Intracellular vesicle trafficking is an evolutionary conserved process implicated in a great variety of cellular functions and diseases. Pancreatic cancer cells exploit vesicle trafficking via the Golgi apparatus to support cellular flexibility and tumor aggressiveness by relying on vesicle-trafficking proteins such as myoferlin. However, our understanding of myoferlin-dependent vesicle trafficking is limited to cancer cells, while the function of myoferlin in the pancreatic tumor microenvironment, notably cancer-associated fibroblasts (CAFs), has been overlooked.

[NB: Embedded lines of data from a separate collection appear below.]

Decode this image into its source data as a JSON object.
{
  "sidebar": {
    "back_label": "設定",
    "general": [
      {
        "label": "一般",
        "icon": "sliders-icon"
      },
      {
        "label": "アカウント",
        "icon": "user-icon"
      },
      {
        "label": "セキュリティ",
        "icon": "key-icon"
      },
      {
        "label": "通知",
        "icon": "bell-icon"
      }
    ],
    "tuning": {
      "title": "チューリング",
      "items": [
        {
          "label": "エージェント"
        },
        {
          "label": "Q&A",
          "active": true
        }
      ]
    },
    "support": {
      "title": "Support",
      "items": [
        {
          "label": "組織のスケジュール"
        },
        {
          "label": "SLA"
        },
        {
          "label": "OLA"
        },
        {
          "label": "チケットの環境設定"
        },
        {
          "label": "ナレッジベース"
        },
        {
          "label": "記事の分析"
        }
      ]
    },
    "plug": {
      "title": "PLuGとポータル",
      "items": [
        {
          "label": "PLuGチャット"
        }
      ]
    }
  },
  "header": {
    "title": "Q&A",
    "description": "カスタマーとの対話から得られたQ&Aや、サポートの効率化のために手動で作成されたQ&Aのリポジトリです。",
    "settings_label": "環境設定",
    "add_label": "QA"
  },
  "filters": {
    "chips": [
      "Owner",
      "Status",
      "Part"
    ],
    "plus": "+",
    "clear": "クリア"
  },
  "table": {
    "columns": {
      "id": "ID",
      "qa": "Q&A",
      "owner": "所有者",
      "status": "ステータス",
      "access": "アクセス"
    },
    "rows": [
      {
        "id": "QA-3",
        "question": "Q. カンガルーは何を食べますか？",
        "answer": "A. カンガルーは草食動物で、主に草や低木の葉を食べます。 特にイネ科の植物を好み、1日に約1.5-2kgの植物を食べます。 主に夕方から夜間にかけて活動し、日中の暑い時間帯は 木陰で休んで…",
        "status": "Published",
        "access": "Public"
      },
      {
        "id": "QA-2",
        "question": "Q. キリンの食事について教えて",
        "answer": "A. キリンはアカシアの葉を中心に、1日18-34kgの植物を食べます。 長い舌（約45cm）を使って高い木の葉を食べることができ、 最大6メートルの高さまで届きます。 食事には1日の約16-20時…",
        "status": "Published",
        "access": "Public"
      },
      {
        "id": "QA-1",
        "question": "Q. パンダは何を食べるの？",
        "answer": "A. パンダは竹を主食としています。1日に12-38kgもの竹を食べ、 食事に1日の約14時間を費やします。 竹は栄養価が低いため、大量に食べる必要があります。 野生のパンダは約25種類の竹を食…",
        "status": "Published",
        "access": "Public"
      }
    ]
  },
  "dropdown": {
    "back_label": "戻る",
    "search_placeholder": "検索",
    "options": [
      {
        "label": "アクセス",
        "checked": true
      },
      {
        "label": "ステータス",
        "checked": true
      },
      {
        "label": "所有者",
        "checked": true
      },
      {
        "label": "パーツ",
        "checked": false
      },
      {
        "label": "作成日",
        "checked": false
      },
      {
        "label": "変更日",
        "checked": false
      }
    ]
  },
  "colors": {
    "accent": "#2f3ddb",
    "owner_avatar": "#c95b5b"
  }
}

Here we combine pancreatic adenocarcinoma (PAAD) whole-tumor and single-cell transcriptomic analyses with immunohistochemistry to link stromal myoferlin to tumor aggressiveness. Using 2D and 3D in vitro models of human CAFs, we unveil CAF-specific functions of myoferlin, as MYOF-depleted (MYOFKD) CAFs present impaired activity and reduced extracellular matrix (ECM) production. Analysis of intracellular vesicles in MYOFKD CAFs identifies myoferlin as novel functional member of COP2-coated vesicle trafficking between the endoplasmic reticulum (ER) and Golgi apparatus. Accordingly, MYOFKD causes a TGFß-receptor 1 (TGFBR1) trafficking blockade at the ER/Golgi interface, leading to altered TGFBR1 activation, impaired TGFß signal transduction, loss of ECM production and reduced stroma aggressiveness. Orthotopic transplantation of MYOFKD CAFs with pancreatic cancer cells in mice impairs tumor establishment, while pharmacological targeting of myoferlin reduces tumor desmoplasia in tumor-bearing mice without increasing tumor burden.
Overall, we propose TGFBR1 trafficking, druggable via myoferlin, as novel approach to interfere with signal transduction and to reprogram CAFs. Thus, enabling to efficiently tackle desmoplasia and to control stromal aggressiveness. The translational outlook of these findings is underpinned by the driving role of tumor desmoplasia during therapy resistance and immune exclusion in pancreatic cancer.